圣贤论政,首重民数,曰:有人此有土。又曰:得众则得国。诚以民为邦本。
邦者,民之所积也。故抚民而不知其数,则一切政事无从藉手。譬如一家之中为父兄者,子弟之多寡尚不能了然于胸,安问优劣?然则居今日而谈变法,其必自清查户口始乎!
夫知县知府之官,顾名思义,官为知县,应知一县之事,官为知府,应知一府之事。租税营业,事虽至赜,莫非出于户口,则户口之数更应知之。
乃问今之府县其所辖之境户口多少,类皆瞠目而不知,非不悬保甲之牌,非不造鱼鳞之册,乃户非其户,丁非其丁,生者不增,死者不减,流亡者不知其去,逃匿者不知其来,上下胥视为具文牌,册有名而无实。查东西各国,均以户口为重,有生死婚姻注册官,无丁税徭役,有片进款多者,亦有抽丁练兵者,由地方有司或饬警察署总巡,逐户稽查,编立号数。日本章程首将烟户编号,次及资产有无、衣食丰歉。
自城镇以至乡村,其户主家族、姓名、阶级、职业、生计、年貌、行状、男女老幼、生死出入,与夫同居寄寓,乡贯往来,莫不部分而籍记之,随时阅视。

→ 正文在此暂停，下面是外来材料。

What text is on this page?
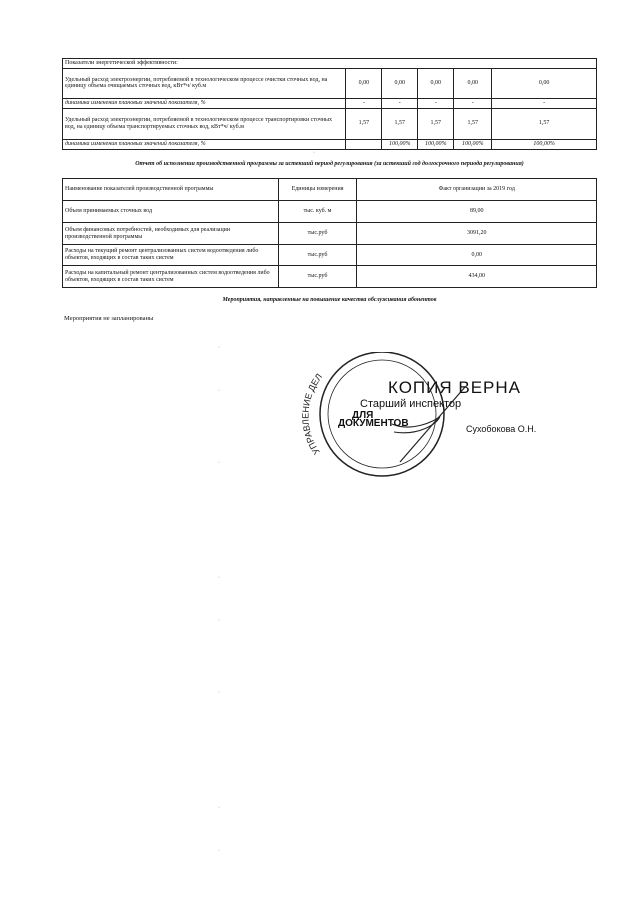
Показатели энергетической эффективности:					
Удельный расход электроэнергии, потребляемой в технологическом процессе очистки сточных вод, на единицу объема очищаемых сточных вод, кВт*ч/ куб.м	0,00	0,00	0,00	0,00	0,00
динамика изменения плановых значений показателя, %	-	-	-	-	-
Удельный расход электроэнергии, потребляемой в технологическом процессе транспортировки сточных вод, на единицу объема транспортируемых сточных вод, кВт*ч/ куб.м	1,57	1,57	1,57	1,57	1,57
динамика изменения плановых значений показателя, %		100,00%	100,00%	100,00%	100,00%
·
Отчет об исполнении производственной программы за истекший период регулирования (за истекший год долгосрочного периода регулирования)
Наименование показателей производственной программы	Единицы измерения	Факт организации за 2019 год
Объем принимаемых сточных вод	тыс. куб. м	89,00
Объем финансовых потребностей, необходимых для реализации производственной программы	тыс.руб	3091,20
Расходы на текущий ремонт централизованных систем водоотведения либо объектов, входящих в состав таких систем	тыс.руб	0,00
Расходы на капитальный ремонт централизованных систем водоотведения либо объектов, входящих в состав таких систем	тыс.руб	434,00
Мероприятия, направленные на повышение качества обслуживания абонентов
Мероприятия не запланированы
·
·
·
·
·
·
·
·
УПРАВЛЕНИЕ ДЕЛ
КОПИЯ ВЕРНА
Старший инспектор
ДЛЯ
ДОКУМЕНТОВ	Сухобокова О.Н.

而于家无恒产以及娼馆、旅店,巡视加密,若博徒、刑余、私窠子等类则尤平常加意察其举动,所以无赖之徒既不得朋比为奸,又苦于避匿无地,改过自新,比比皆是。遂能以三岛之地,雄视五洲。顾其章程亦与中国初无大异,何于彼则效,于此则否乎?无他,彼践其实,责成巡捕,逐日稽查,其名,但凭文告,终年不问耳。中国自西粮摊入地亩,永不加赋,非若前代之丁口有赋,隐漏有罚,因此而户口之数视为无足重轻。大吏之考核牧令之报最胥不在此,其申报督抚咨达户部者不过虚应故事耳。
今宜设生死注册官,并依照日本警察之法,招募壮丁以为巡捕,城镇各设警察署,一二百户之乡村,各设巡捕房,畸零村户谅近编附,地方官会同警察署将辖境之内男女若干?出仕者几何?充兵者几何?为农者几何?为工者几何?为商者几何?谁为家主?谁为佣人?谁为土著?谁为寄寓?年貌老幼,逐一详记。其有产无产,有业无业,亦载册中。每月日有生死婚嫁,产业卖买,远路往返,人口增减,责令屋主告知,所司登记于岫。其渔舟埠船则用部勤之法,编号给牌。
客栈旅馆则用循环之簿,详细注明。至于乞丐,另为编册,酌给庙宇或公所,责令丐甲查点,日间任其行乞,夜必一律归宿。
如不归宿,即行驱逐,丐甲不察,有事连坐。以上分为稽核,而总其成于警察署署,由警察署会同地方官或按月或按季递申疆吏而达之政府。岁时由政府或疆吏轻车简从,亲自抽查,以期于事核实,于民不扰。抽查无定期,亦无定处,庶不敢如保甲牌、鱼鳞册之随意编造。如是则若纲在纲,有条不紊,然后征兵,劝学诸政可以次第施行。天下虽大不难如身之使臂,臂之使指矣。
当此群雄环伺中国,沿海口岸及边缴之地与各国属土犬牙相错者,时虑为人侵占,若能自治其民,则百废可兴,庶政可举,而一切皆自户口清厘始。
愿为当轴者借箸筹之。
值此群雄围绕窥视中国,沿海口岸以及边远的地方和各国的属地交叉在一起,时时担忧被别人侵占,如果自己能够治理好百姓,那么各种没有办的事业都可以兴办,众多的政事可以推行,而这一切都从清查户口开始。希望当权的人仔细筹算。